LONDON: European shares fell on Friday, with steelmaker ArcelorMittal and hedge fund Man Group among the worst performers.
Weak US jobs data further weighed on markets. ArcelorMittal fell 3.2 percent after the world's largest steelmaker kept its guidance unchanged. Man Group slumped 8.5 percent after Citigroup cut its rating on the stock to "sell" from "buy".
The pan-European FTSEurofirst 300 index dropped 1.2 percent as the stocks lost ground after disappointing US jobs data.
The US economy added 160,000 jobs last month, the fewest in seven months and well below the 202,000 forecast in a Reuters poll. The weakness cast doubts on whether the Federal Reserve would raise interest rates by the end of 2016.
The euro gained against the dollar, which weighed on European stocks, since a stronger euro makes European exports more expensive and competing imports cheaper.

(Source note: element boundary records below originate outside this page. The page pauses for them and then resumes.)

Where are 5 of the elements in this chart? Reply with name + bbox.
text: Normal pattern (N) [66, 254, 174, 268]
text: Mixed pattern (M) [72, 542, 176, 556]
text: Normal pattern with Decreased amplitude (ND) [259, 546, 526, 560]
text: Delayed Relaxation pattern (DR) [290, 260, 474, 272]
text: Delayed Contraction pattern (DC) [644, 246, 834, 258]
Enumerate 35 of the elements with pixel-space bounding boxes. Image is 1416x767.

Gains by the euro could offset the European Central Bank's economic stimulus and curtail the effects of any pick-up in emerging markets, said Mark Richards, global strategist for multi-asset solutions at JP Morgan Asset Management.

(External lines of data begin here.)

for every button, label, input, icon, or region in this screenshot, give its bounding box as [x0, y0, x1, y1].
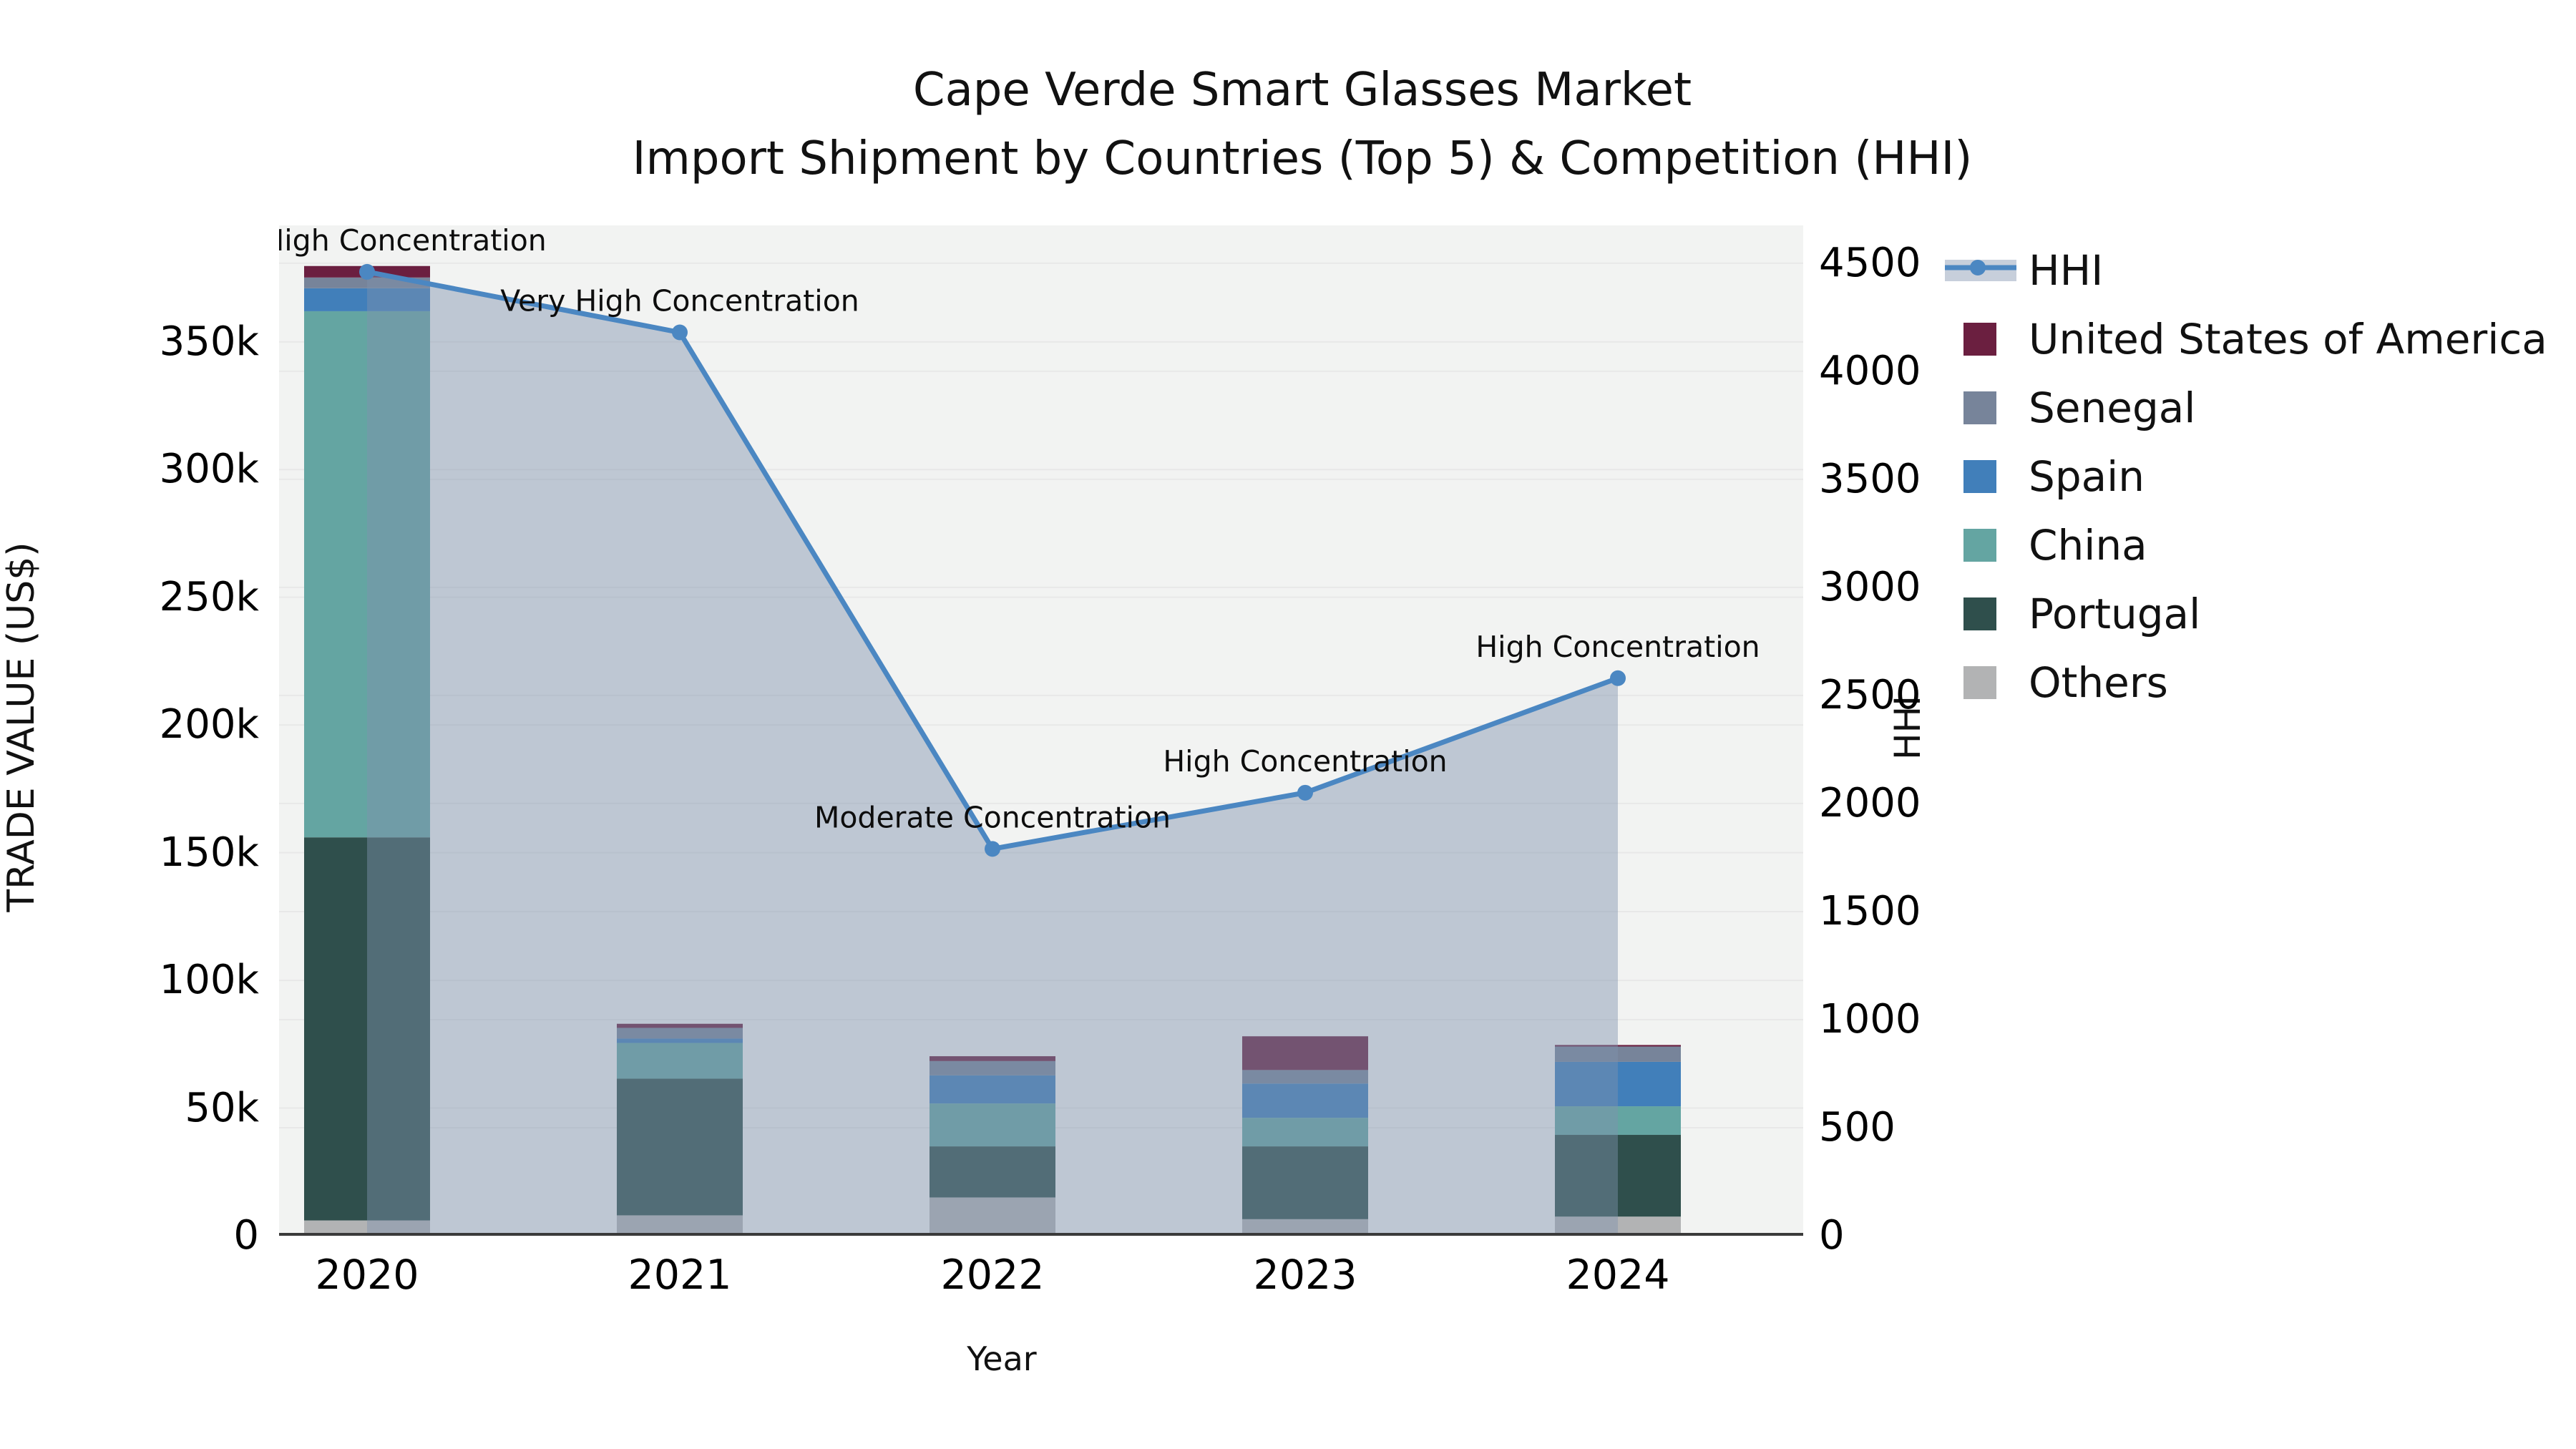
legend-item-others: Others	[1945, 648, 2560, 717]
chart-title: Cape Verde Smart Glasses Market Import S…	[29, 56, 2576, 193]
legend-item-hhi: HHI	[1945, 236, 2560, 305]
bar-segment	[930, 1197, 1055, 1236]
bar-segment	[617, 1023, 743, 1028]
y-tick-right: 2500	[1819, 671, 1921, 718]
bar-segment	[1555, 1135, 1681, 1217]
x-tick: 2020	[315, 1252, 419, 1299]
annotation-text: Moderate Concentration	[814, 800, 1171, 834]
legend-label: Senegal	[2029, 384, 2196, 432]
x-tick: 2021	[628, 1252, 732, 1299]
bar-segment	[1555, 1045, 1681, 1047]
annotation-text: High Concentration	[1475, 630, 1760, 664]
hhi-marker	[1610, 670, 1626, 686]
x-tick: 2024	[1566, 1252, 1670, 1299]
legend: HHI United States of America Senegal Spain C…	[1945, 236, 2560, 717]
legend-label: HHI	[2029, 246, 2104, 295]
y-tick-right: 0	[1819, 1212, 1845, 1259]
legend-swatch-icon	[1945, 648, 2016, 717]
y-tick-left: 350k	[159, 318, 259, 365]
bar-segment	[304, 837, 430, 1221]
y-tick-right: 4000	[1819, 347, 1921, 394]
x-axis-label: Year	[967, 1340, 1037, 1378]
y-tick-left: 200k	[159, 701, 259, 748]
bar-segment	[617, 1028, 743, 1039]
bar-segment	[1555, 1216, 1681, 1236]
bar-segment	[930, 1056, 1055, 1061]
legend-item-senegal: Senegal	[1945, 374, 2560, 442]
bar-segment	[617, 1038, 743, 1043]
y-axis-label-right: HHI	[1887, 696, 1928, 760]
bar-segment	[1242, 1219, 1368, 1236]
y-tick-right: 4500	[1819, 239, 1921, 286]
bar-segment	[930, 1075, 1055, 1104]
bar-segment	[1242, 1070, 1368, 1084]
legend-line-sample-icon	[1945, 236, 2016, 305]
y-tick-right: 500	[1819, 1103, 1896, 1151]
bar-segment	[930, 1060, 1055, 1075]
y-tick-right: 3500	[1819, 455, 1921, 502]
bar-segment	[617, 1043, 743, 1079]
hhi-marker	[672, 324, 688, 341]
hhi-marker	[359, 263, 375, 280]
y-tick-right: 1000	[1819, 995, 1921, 1043]
y-tick-left: 250k	[159, 573, 259, 620]
bar-segment	[304, 311, 430, 838]
bar-segment	[617, 1215, 743, 1236]
y-tick-left: 0	[233, 1212, 259, 1259]
hhi-area-fill	[367, 271, 1618, 1236]
y-tick-left: 150k	[159, 829, 259, 876]
legend-swatch-icon	[1945, 580, 2016, 648]
bar-segment	[1555, 1106, 1681, 1136]
x-tick: 2022	[940, 1252, 1045, 1299]
chart-title-line1: Cape Verde Smart Glasses Market	[912, 64, 1692, 117]
y-tick-right: 2000	[1819, 779, 1921, 826]
bar-segment	[930, 1146, 1055, 1198]
hhi-marker	[985, 841, 1000, 857]
y-tick-right: 1500	[1819, 887, 1921, 935]
legend-swatch-icon	[1945, 305, 2016, 374]
chart-canvas: Very High Concentration Very High Concent…	[279, 225, 1803, 1236]
bar-segment	[1555, 1046, 1681, 1062]
bar-segment	[1242, 1083, 1368, 1118]
legend-item-china: China	[1945, 511, 2560, 580]
legend-item-united-states-of-america: United States of America	[1945, 305, 2560, 374]
legend-label: Spain	[2029, 452, 2145, 501]
legend-item-spain: Spain	[1945, 442, 2560, 511]
bar-segment	[1242, 1036, 1368, 1070]
bar-segment	[1555, 1061, 1681, 1107]
legend-label: United States of America	[2029, 315, 2547, 364]
bar-segment	[304, 1220, 430, 1236]
y-tick-left: 100k	[159, 957, 259, 1004]
bar-segment	[617, 1078, 743, 1216]
y-tick-right: 3000	[1819, 563, 1921, 610]
bar-segment	[1242, 1146, 1368, 1219]
legend-swatch-icon	[1945, 511, 2016, 580]
legend-label: China	[2029, 521, 2147, 570]
bar-segment	[930, 1103, 1055, 1147]
hhi-marker	[1297, 784, 1313, 801]
annotation-text: Very High Concentration	[279, 225, 547, 258]
plot-area: Very High Concentration Very High Concent…	[279, 225, 1803, 1236]
x-tick: 2023	[1253, 1252, 1357, 1299]
legend-swatch-icon	[1945, 442, 2016, 511]
legend-item-portugal: Portugal	[1945, 580, 2560, 648]
legend-swatch-icon	[1945, 374, 2016, 442]
legend-label: Portugal	[2029, 590, 2201, 638]
bar-segment	[1242, 1118, 1368, 1147]
chart-title-line2: Import Shipment by Countries (Top 5) & C…	[632, 132, 1973, 185]
y-tick-left: 300k	[159, 446, 259, 493]
legend-label: Others	[2029, 658, 2168, 707]
y-tick-left: 50k	[185, 1084, 259, 1131]
bar-segment	[304, 288, 430, 311]
annotation-text: High Concentration	[1163, 744, 1447, 779]
annotation-text: Very High Concentration	[500, 284, 859, 318]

"As ECB policy tilts away from assisting currency depreciation and more towards easing via the credit channel, the euro has strengthened.
This will partially offset any improvement in emerging market conditions," Richards said.
Among stocks gaining ground was Monte dei Paschi di Siena , which rose 2.2 percent after the Italian bank reported better-than-expected first-quarter results .
"Monte dei Paschi results came in better than expected but looking more in detail, the fact that they have lost deposits and that core capital is weaker are not that good," said Angelo Meda, portfolio manager at Banor Capital in Milan.